Tuscan Lemon Muffins

Posted by Vanessa in Cooking, September 16, 2012

These are some of my favorite muffins.  I love how light they are.  Incredibly moist, delicate lemon flavor, with a slight crunch on the top from a sprinkling of sugar.  And they’re not too bad for you as far as muffins are concerned.  Less than 200 calories a pop (186 to be exact).  I make them intending to freeze them and have one for breakfast each day of the week, but they rarely, no, never, make it to day 3.  The kids and I kinda like them.

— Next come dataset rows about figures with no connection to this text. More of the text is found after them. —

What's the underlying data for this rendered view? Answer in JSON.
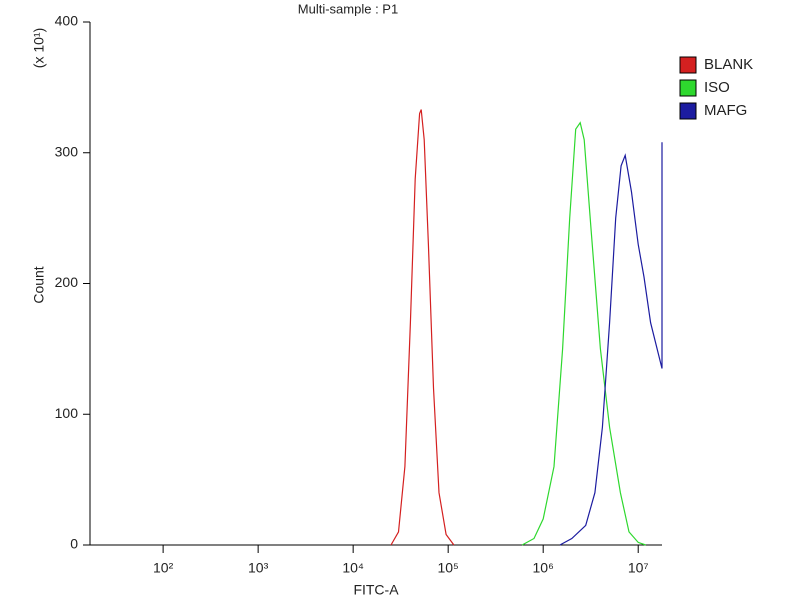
{
  "chart_data": {
    "type": "line",
    "title": "Multi-sample : P1",
    "x_label": "FITC-A",
    "y_label": "Count",
    "y_multiplier": "(x 10¹)",
    "xscale": "log",
    "xlim": [
      17,
      17800000
    ],
    "ylim": [
      0,
      400
    ],
    "xticks": [
      {
        "value": 100,
        "label": "10²"
      },
      {
        "value": 1000,
        "label": "10³"
      },
      {
        "value": 10000,
        "label": "10⁴"
      },
      {
        "value": 100000,
        "label": "10⁵"
      },
      {
        "value": 1000000,
        "label": "10⁶"
      },
      {
        "value": 10000000,
        "label": "10⁷"
      }
    ],
    "yticks": [
      0,
      100,
      200,
      300,
      400
    ],
    "legend": "right",
    "series": [
      {
        "name": "BLANK",
        "color": "#d42020",
        "x": [
          25000,
          30000,
          35000,
          40000,
          45000,
          50000,
          52000,
          56000,
          62000,
          70000,
          80000,
          95000,
          115000
        ],
        "values": [
          0,
          10,
          60,
          170,
          280,
          330,
          333,
          310,
          230,
          120,
          40,
          8,
          0
        ]
      },
      {
        "name": "ISO",
        "color": "#2ed82e",
        "x": [
          600000,
          800000,
          1000000,
          1300000,
          1600000,
          1900000,
          2200000,
          2450000,
          2700000,
          3200000,
          4000000,
          5000000,
          6500000,
          8000000,
          10000000,
          12000000
        ],
        "values": [
          0,
          5,
          20,
          60,
          150,
          250,
          318,
          323,
          310,
          240,
          150,
          90,
          40,
          10,
          2,
          0
        ]
      },
      {
        "name": "MAFG",
        "color": "#1c1ca0",
        "x": [
          1500000,
          2000000,
          2800000,
          3500000,
          4200000,
          5000000,
          5800000,
          6600000,
          7300000,
          8500000,
          10000000,
          11500000,
          13500000,
          17800000,
          17800000
        ],
        "values": [
          0,
          5,
          15,
          40,
          90,
          170,
          250,
          290,
          298,
          270,
          230,
          205,
          170,
          135,
          308
        ]
      }
    ]
  }
}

And I think you might too.

Tuscan Lemon Muffins

recipe from Cooking Light, May 2011
  • Prep Time: 15 minutes.
  • Cook Time: 16 minutes.
  • Ready in 31 Minutes.
  • Makes: 1 Dozen
  • 1 3/4 cups all-purpose flour
  • 3/4 cup sugar
  • 2 1/2 teaspoons baking powder
  • 1/4 teaspoon salt
  • 3/4 cup part-skim ricotta cheese
  • 1/2 cup water
  • 1/4 cup olive oil
  • 1 tablespoon grated lemon rind
  • 2 tablespoons fresh lemon juice
  • 1 egg, lightly beaten
  • 2 tablespoons sugar
  • Preheat oven to 375 degrees.
  • Whisk flour, 3/4 cup sugar, baking powder and salt in a large bowl; make a well in the center. Combine ricotta, water, olive oil, grated lemon rind, lemon juice and egg in a separate bowl. Add ricotta mixture to flour mixture, stirring just until moist.
  • Place 12 muffin cup liners in muffin cups; coat with cooking spray. Divide batter among muffin cups. Sprinkle sugar over batter.
  • Bake for 16 minutes or until a toothpick comes out clean. Cool for 5 minutes before serving.